As with anything in life, there is a right way and a wrong way to do something. Filing a patent is no different. While filing it the right way protects your valuable invention, filing it the wrong way can mean losing its benefits. Our legal expert, a patent lawyer whose practice caters to individuals and small companies, explains the right way to handle patentability searches, prior art improvements, what goes into filing a patent application and what it costs.
Patent Attorney Russ Weinzimmer Explains the Patent Process
Russ Weinzimmer has been practicing patent law for over 30 years and his firm operates in all 50 states and internationally. He’s personally obtained hundreds of patents for clients during that time and he explained the process to us in a recent interview:
• Perform a patentability search
The first step in the process is that we do a patentability search. We want to know how close we can get to the invention by searching a comprehensive database of issued US patents and published US patent applications and foreign patent databases including patent documents from all major industrialized nations. We also search Google using what we learned from searching the patent databases.
• Create a detailed search report
After that, we provide a detailed search report that shows exactly where we searched, how we searched, what we found, what we did not find and provide copies of the most relevant references for the client’s review.

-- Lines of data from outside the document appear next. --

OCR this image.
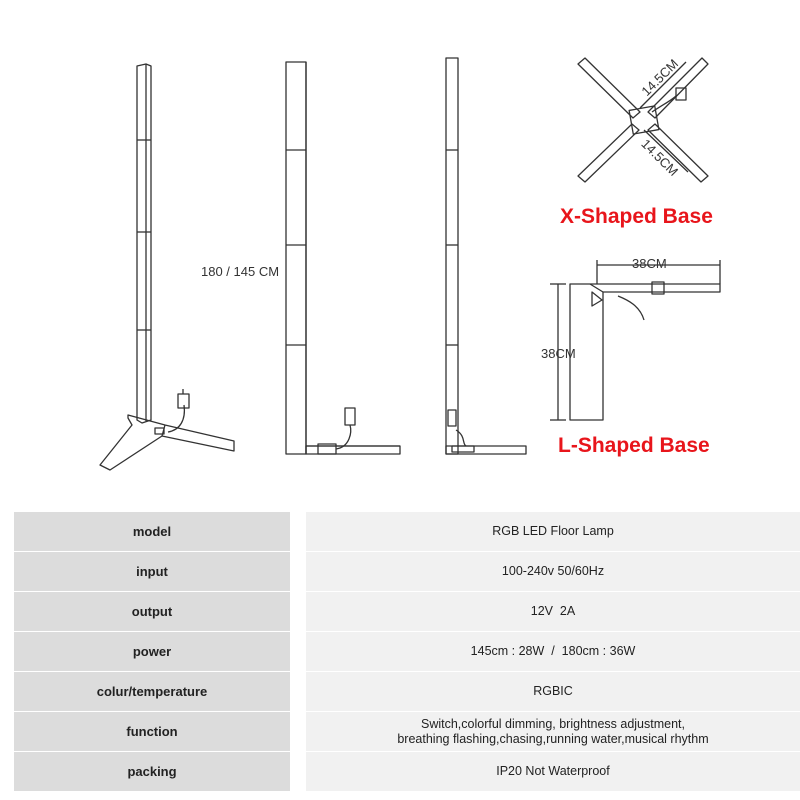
180 / 145 CM
14.5CM
14.5CM
X-Shaped Base
38CM
38CM
L-Shaped Base
model	RGB LED Floor Lamp
input	100-240v 50/60Hz
output	12V  2A
power	145cm : 28W  /  180cm : 36W
colur/temperature	RGBIC
function	Switch,colorful dimming, brightness adjustment,
breathing flashing,chasing,running water,musical rhythm

packing	IP20 Not Waterproof
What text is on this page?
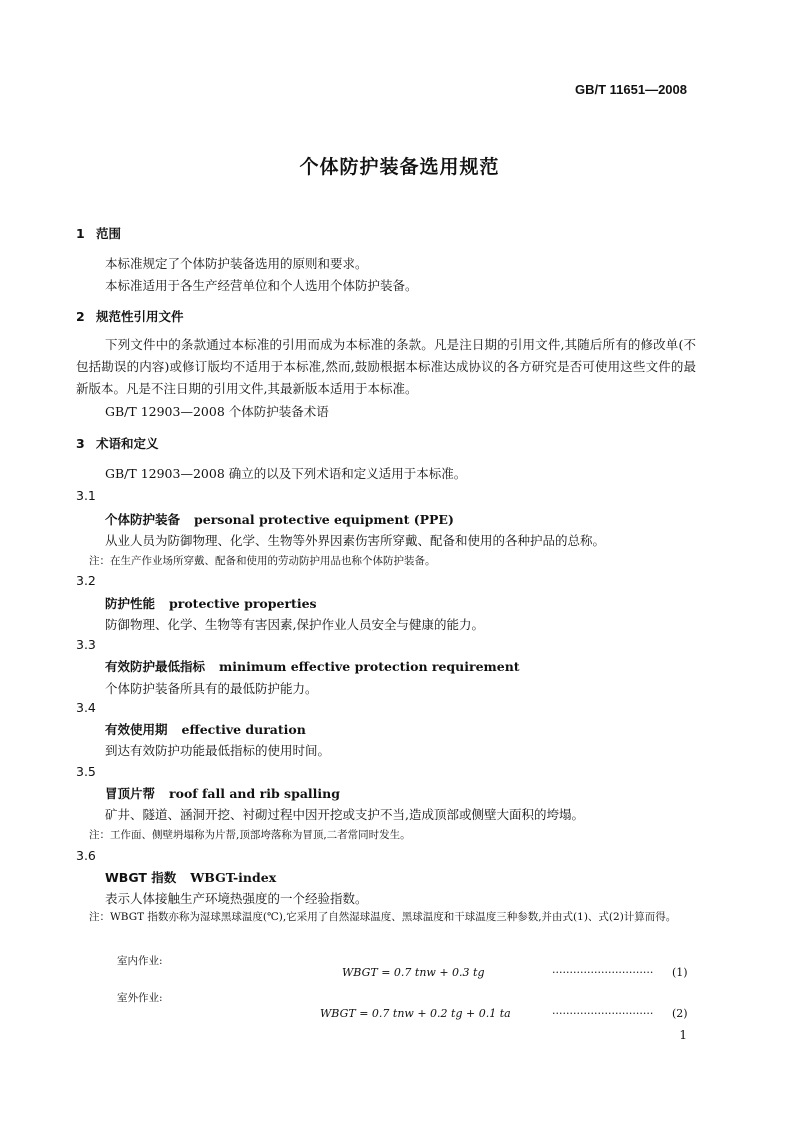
GB/T 11651—2008
个体防护装备选用规范
1 范围
本标准规定了个体防护装备选用的原则和要求。
本标准适用于各生产经营单位和个人选用个体防护装备。
2 规范性引用文件
下列文件中的条款通过本标准的引用而成为本标准的条款。凡是注日期的引用文件,其随后所有的修改单(不包括勘误的内容)或修订版均不适用于本标准,然而,鼓励根据本标准达成协议的各方研究是否可使用这些文件的最新版本。凡是不注日期的引用文件,其最新版本适用于本标准。
GB/T 12903—2008 个体防护装备术语
3 术语和定义
GB/T 12903—2008 确立的以及下列术语和定义适用于本标准。
3.1
个体防护装备 personal protective equipment (PPE)
从业人员为防御物理、化学、生物等外界因素伤害所穿戴、配备和使用的各种护品的总称。
注：在生产作业场所穿戴、配备和使用的劳动防护用品也称个体防护装备。
3.2
防护性能 protective properties
防御物理、化学、生物等有害因素,保护作业人员安全与健康的能力。
3.3
有效防护最低指标 minimum effective protection requirement
个体防护装备所具有的最低防护能力。
3.4
有效使用期 effective duration
到达有效防护功能最低指标的使用时间。
3.5
冒顶片帮 roof fall and rib spalling
矿井、隧道、涵洞开挖、衬砌过程中因开挖或支护不当,造成顶部或侧壁大面积的垮塌。
注：工作面、侧壁坍塌称为片帮,顶部垮落称为冒顶,二者常同时发生。
3.6
WBGT 指数 WBGT-index
表示人体接触生产环境热强度的一个经验指数。
注：WBGT 指数亦称为湿球黑球温度(℃),它采用了自然湿球温度、黑球温度和干球温度三种参数,并由式(1)、式(2)计算而得。
室内作业:
WBGT = 0.7 tnw + 0.3 tg	····························· (1)
室外作业:
WBGT = 0.7 tnw + 0.2 tg + 0.1 ta	····························· (2)
1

• Consult about findings / Create action plan
We provide an in-depth consultation about those search results, so the client can understand how broadly his or her invention can be protected in light of those search results. That’s because a patent can cover no more than what is not taught by the prior art. So what we end up doing is coming up with an understanding and a definition of the inventor’s invention that is as broad as possible, but no broader than the prior art that we found. One way to think of it is the prior art forms a fence around the invention and we will work to define the invention up to, but not including, the prior art fence around the invention.
If we find the invention exactly among the search results, we encourage the client to select invention features from various search results to create an improved invention, so that the improved invention is in fact different from all of the search results. There may be opportunities to improve the invention by adding, removing, and/or combining one or more features taught in the prior art found in the search. Then, if the client is excited by the possibilities of that improved invention, a patent application can be prepared and filed based on the improved invention.
• Prepare patent application
After they give us that information, we draft a patent application which would include a detailed description, a background of the invention, a summary of the invention, an abstract of what is taught in the patent application, a field of the invention, a title of the invention and a brief description of any drawings.
• File the application / Pay the filing fee
Once that is drafted and approved by the client, then the filing papers are prepared, the government fee (approximately $500) is paid, and the papers are filed.
• Wait
The government, which in this case is the United States Patent and Trademark Office (USPTO), receives the patent application and provides a receipt. Then it will sit there for 18 to 24 months before it gets reviewed.
If someone else comes along with the same invention during that time, the law in this country is that the first true inventor to file a patent application is the one who owns the invention. So if someone else comes along and invents it after your patent issues and starts selling the invention, you can approach them and inform them that they need to take a license or they need to stop making and selling it if you don’t want to give them a license.